No holomorphic logarithmn

Assume $f$ exists. By the chain rule, we'd have $$ f'(z)e^{f(z)}=1 $$ so $$ f'(z)=\frac{1}{e^{f(z)}}=\frac{1}{z} $$ Let $\gamma$ be the unit circle: $\gamma(t)=e^{it}$, for $t\in[0,2\pi]$. Then $$ 0=\int_\gamma f'(z)\,dz=\int_\gamma\frac{1}{z}\,dz =\int_0^{2\pi}\frac{1}{e^{it}}ie^{it}\,dt=2\pi i $$ a clear contradiction.

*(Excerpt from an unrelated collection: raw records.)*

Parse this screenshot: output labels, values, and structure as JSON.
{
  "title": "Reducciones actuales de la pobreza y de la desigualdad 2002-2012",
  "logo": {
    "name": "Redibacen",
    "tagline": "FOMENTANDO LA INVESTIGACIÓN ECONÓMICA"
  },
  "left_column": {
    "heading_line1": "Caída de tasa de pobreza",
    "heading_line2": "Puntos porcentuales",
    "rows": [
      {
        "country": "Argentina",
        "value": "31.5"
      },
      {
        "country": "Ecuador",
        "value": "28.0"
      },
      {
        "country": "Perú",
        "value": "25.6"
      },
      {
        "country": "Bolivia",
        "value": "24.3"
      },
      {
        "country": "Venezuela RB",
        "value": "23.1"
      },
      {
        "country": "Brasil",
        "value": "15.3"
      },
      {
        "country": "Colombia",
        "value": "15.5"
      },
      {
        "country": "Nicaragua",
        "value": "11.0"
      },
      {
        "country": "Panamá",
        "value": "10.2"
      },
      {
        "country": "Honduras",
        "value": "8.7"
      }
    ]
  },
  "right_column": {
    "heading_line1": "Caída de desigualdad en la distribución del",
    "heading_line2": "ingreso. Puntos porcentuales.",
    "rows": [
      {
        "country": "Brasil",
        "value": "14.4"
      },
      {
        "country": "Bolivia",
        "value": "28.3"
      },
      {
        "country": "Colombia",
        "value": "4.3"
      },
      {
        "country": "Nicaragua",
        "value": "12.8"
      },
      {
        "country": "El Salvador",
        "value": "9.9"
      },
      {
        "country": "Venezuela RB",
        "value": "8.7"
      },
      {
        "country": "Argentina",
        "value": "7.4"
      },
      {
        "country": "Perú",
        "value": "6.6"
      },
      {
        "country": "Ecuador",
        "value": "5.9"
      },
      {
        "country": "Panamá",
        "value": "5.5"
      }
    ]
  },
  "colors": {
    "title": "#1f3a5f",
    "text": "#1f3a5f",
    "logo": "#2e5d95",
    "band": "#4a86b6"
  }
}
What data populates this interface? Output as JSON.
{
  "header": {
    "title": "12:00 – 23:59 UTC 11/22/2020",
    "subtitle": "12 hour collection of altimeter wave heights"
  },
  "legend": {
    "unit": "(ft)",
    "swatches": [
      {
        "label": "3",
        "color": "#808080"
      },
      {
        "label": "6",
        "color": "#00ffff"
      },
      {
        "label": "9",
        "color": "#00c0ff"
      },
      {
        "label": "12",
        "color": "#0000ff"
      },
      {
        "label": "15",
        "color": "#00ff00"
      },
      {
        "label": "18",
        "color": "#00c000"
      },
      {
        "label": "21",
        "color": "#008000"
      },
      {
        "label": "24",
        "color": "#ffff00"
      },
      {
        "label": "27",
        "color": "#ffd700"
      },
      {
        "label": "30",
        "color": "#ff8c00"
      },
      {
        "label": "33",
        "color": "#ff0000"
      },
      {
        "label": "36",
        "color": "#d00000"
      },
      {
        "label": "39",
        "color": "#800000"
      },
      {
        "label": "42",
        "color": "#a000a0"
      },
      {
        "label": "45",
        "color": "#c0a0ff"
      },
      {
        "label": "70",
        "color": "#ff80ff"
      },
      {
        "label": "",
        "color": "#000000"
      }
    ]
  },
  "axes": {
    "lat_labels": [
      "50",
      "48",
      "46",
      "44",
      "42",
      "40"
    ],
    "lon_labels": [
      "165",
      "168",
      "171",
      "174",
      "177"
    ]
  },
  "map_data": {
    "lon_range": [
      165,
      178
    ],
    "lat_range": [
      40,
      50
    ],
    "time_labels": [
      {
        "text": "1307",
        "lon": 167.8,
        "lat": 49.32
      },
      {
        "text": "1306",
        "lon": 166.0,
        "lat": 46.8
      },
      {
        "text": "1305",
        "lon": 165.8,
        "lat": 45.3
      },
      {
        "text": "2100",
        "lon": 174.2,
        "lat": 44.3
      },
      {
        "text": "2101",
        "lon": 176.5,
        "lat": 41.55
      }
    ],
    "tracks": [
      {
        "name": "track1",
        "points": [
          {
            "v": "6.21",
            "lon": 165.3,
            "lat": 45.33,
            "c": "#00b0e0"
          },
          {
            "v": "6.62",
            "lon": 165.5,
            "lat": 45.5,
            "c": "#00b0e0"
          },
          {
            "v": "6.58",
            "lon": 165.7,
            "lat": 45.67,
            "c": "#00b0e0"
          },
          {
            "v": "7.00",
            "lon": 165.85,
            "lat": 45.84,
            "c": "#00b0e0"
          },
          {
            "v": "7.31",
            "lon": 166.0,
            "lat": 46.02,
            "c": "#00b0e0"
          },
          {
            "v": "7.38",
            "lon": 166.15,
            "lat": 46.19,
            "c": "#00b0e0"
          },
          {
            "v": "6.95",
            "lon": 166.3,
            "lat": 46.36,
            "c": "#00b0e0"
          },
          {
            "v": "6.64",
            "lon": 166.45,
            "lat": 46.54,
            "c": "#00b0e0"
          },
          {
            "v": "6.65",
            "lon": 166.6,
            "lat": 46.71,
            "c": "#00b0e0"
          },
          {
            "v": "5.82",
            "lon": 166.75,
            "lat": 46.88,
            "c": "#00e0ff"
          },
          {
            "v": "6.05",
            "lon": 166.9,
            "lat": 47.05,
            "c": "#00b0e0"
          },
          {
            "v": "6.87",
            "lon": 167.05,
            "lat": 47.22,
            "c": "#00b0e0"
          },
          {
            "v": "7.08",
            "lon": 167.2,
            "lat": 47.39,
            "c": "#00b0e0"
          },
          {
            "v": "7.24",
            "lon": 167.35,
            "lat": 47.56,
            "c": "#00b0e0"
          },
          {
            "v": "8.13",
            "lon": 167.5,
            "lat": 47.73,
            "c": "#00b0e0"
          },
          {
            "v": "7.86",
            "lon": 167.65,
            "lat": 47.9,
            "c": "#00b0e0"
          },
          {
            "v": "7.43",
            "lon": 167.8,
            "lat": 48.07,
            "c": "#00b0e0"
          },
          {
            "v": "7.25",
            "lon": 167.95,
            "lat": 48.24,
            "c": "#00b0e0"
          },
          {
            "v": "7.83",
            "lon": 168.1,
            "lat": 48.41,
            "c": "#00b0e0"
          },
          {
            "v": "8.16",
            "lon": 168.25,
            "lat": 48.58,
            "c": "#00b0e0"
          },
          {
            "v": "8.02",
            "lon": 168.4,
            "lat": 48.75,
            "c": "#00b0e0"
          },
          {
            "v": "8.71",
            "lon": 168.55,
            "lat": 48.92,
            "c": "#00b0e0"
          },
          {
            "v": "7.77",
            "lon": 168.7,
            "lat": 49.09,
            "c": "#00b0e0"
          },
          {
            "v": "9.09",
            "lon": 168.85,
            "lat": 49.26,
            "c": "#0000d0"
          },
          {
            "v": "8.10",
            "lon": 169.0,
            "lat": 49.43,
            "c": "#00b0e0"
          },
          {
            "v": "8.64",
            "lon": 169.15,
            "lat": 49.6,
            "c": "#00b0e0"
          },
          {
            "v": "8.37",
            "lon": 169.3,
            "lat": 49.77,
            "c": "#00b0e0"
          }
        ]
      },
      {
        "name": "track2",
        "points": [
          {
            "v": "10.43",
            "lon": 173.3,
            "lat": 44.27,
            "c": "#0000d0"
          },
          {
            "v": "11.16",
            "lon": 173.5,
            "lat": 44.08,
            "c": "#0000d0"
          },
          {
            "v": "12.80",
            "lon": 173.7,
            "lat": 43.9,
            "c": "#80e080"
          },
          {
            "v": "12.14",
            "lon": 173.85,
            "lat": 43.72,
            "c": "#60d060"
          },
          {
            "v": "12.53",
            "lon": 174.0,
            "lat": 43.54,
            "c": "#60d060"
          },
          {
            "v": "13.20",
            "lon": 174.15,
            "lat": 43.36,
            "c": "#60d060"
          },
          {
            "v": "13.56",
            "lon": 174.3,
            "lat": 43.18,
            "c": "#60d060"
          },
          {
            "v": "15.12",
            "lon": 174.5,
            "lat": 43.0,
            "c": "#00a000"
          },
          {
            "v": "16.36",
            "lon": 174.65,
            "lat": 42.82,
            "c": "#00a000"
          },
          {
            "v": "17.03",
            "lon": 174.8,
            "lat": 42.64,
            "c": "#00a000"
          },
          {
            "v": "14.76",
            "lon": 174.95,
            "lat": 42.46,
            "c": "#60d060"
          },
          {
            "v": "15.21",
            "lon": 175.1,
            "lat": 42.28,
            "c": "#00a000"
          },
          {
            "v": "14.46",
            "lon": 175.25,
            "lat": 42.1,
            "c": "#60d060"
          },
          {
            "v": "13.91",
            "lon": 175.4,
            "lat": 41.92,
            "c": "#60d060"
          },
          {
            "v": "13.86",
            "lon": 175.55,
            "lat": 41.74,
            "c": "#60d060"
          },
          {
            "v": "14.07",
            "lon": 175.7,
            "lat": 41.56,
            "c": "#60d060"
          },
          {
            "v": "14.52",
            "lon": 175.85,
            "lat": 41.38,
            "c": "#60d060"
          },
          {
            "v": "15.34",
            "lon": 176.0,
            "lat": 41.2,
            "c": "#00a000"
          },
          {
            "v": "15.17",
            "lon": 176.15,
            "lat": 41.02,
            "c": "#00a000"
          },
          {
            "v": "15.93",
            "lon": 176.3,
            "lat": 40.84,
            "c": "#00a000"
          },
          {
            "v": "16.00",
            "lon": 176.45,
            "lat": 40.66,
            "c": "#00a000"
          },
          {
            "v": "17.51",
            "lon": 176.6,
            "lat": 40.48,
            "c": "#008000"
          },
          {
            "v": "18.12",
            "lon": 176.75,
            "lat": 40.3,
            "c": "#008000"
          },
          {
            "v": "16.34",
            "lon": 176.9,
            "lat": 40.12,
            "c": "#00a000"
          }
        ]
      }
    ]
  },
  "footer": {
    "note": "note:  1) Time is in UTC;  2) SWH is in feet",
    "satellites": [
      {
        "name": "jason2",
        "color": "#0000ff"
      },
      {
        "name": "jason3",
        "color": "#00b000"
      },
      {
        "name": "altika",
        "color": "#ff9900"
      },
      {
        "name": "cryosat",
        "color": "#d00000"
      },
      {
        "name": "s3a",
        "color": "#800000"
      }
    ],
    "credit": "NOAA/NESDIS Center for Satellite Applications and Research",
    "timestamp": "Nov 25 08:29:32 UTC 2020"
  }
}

Here's another proof: Write $f=u+iv.$ Then

$$\ln |z| = \ln |e^{f(z)}| = \ln e^{u(z)} = u(z), \,z\ne 0.$$

Let $\log z$ denote the principal value logarithm in $U=\mathbb C \setminus (-\infty,0].$ Then we have $\text { Re }(f(z) - \log z) \equiv 0$ in $U.$ But an analytic function in $U$ that is purely imaginary is constant. Thus $f(z) - \log z$ is constant in $U,$ which implies $f(z)$ has discontinuities along $(-\infty,0],$ contradicition.